2. Rechte des potenziellen biologischen Vaters
a) Informationelle Selbstbestimmung aus Art. 2 Abs. 1 i.V.m. Art. 1 Abs. 1 GG
Durch einen Abstammungsklärungsanspruch ist das Recht auf informationelle Selbstbestimmung aus Art. 2 Abs. 1 i.V.m. Art. 1 Abs. 1 GG des Mannes, dessen leibliche Vaterschaft gegen seinen Willen durch DNA-Analyse geklärt werden soll, betroffen. Es schützt die Befugnis des Einzelnen, grundsätzlich selbst über die Preisgabe und Verwendung seiner persönlichen Daten zu bestimmen. Auch – negativ – besteht Schutz vor aufgedrängten Informationen. Das negative Selbstbestimmungsrecht gewährt ein Recht auf Nichtwissen im Hinblick auf bestimmte personale Informationen, die bewusst nicht aufgedeckt werden sollen (z.B. genetische Anlagen im Hinblick auf später möglicherweise ausbrechende Krankheiten). Aufgedrängte Informationen können unter Umständen die Lebensführung oder -planung erheblich beeinträchtigen, so dass einem Individuum entsprechender Schutz zu gewährleisten ist. Zu diesen grundrechtlich geschützten Daten gehören auch solche, die Informationen über genetische Merkmale einer Person enthalten, aus denen sich in Abgleich mit den Daten einer anderen Person Rückschlüsse auf die Abstammung ziehen lassen.

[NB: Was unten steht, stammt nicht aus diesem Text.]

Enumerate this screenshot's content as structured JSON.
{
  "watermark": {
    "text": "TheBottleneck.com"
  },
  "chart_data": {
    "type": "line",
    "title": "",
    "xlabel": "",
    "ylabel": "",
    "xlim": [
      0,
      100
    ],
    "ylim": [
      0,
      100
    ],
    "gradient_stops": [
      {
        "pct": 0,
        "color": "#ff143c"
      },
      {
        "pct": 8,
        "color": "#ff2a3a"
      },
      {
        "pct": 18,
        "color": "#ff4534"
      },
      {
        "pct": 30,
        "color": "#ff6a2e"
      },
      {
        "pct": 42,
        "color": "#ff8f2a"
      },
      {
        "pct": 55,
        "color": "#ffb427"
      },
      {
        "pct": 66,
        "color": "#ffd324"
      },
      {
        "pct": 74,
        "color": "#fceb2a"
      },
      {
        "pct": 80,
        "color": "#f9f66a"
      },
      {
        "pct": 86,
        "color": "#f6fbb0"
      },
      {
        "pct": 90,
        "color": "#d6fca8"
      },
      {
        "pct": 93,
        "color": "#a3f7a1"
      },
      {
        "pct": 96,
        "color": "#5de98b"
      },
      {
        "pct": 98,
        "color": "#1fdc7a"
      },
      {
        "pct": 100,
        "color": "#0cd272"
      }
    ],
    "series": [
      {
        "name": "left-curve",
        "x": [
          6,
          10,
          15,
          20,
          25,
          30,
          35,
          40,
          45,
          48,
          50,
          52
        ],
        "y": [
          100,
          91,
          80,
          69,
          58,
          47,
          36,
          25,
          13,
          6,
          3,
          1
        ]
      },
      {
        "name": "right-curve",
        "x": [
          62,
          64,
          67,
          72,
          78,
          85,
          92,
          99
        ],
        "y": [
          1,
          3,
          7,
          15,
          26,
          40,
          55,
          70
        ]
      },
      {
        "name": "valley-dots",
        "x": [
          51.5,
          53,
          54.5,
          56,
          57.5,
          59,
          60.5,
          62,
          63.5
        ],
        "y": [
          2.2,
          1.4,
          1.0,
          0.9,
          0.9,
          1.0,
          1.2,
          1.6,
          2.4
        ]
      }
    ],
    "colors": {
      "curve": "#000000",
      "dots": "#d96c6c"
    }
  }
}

Aus dieser negativen Komponente des Selbstbestimmungsrechts folgen daher Abwehrrechte gegenüber staatlichen Eingriffen sowie die Verpflichtung des Staates, dort mit schützenden gesetzlichen Regelungen zu intervenieren, wo individuelle Freiheitsspielräume durch das Handeln Dritter übermäßig eingeschränkt werden. Dabei ist zu berücksichtigen, dass eine Beeinträchtigung nicht rückgängig gemacht werden kann. Sie erledigt sich auch nicht von selbst, wenn sich herausstellt, dass der Mann nicht der leibliche Vater ist.
b) Körperliche Unversehrtheit aus Art. 2 Abs. 2 GG
Daneben geht mit der für die Abstammungsklärung erforderlichen Untersuchung ein ebenfalls nicht reversibler, allerdings geringfügiger Eingriff in das Recht des zur Mitwirkung verpflichteten Mannes auf körperliche Unversehrtheit (Art. 2 Abs. 2 GG) einher.
c) Persönlichkeitsrecht aus Art. 2 Abs. 1 i.V.m. Art. 1 Abs. 1 GG
Ferner kann sich auch der Mann (ebenso wie die Mutter), dessen leibliche Vaterschaft gegen seinen Willen festgestellt werden soll, auf das Recht auf Achtung der Privat- und Intimsphäre, respektive darauf berufen, geschlechtliche Beziehungen nicht offenbaren zu müssen.
3. Recht auf Schutz der Familie nach Art. 6 Abs. 1 GG
Darüber hinaus kann die Abstammungsklärung den zur Mitwirkung verpflichteten Mann und seine Familie in ihrem durch Art. 6 Abs. 1 GG geschützten Familienleben beeinträchtigen. In das zu schützende Familienleben wird bereits eingegriffen, wenn im Raum steht, dass es möglicherweise einen weiteren Abkömmling gibt. Das gilt unabhängig davon, ob sich der Verdacht durch die Abstammungsuntersuchung im Nachhinein bestätigt oder nicht. Selbst bei negativem Ausgang der Abstammungsklärung ist der Eingriff in das Familienleben nicht vollständig reversibel. Die Belastung wird intensiviert, wenn sich eine weitere Vaterschaft im Abstammungsklärungsverfahren als gegeben erweist.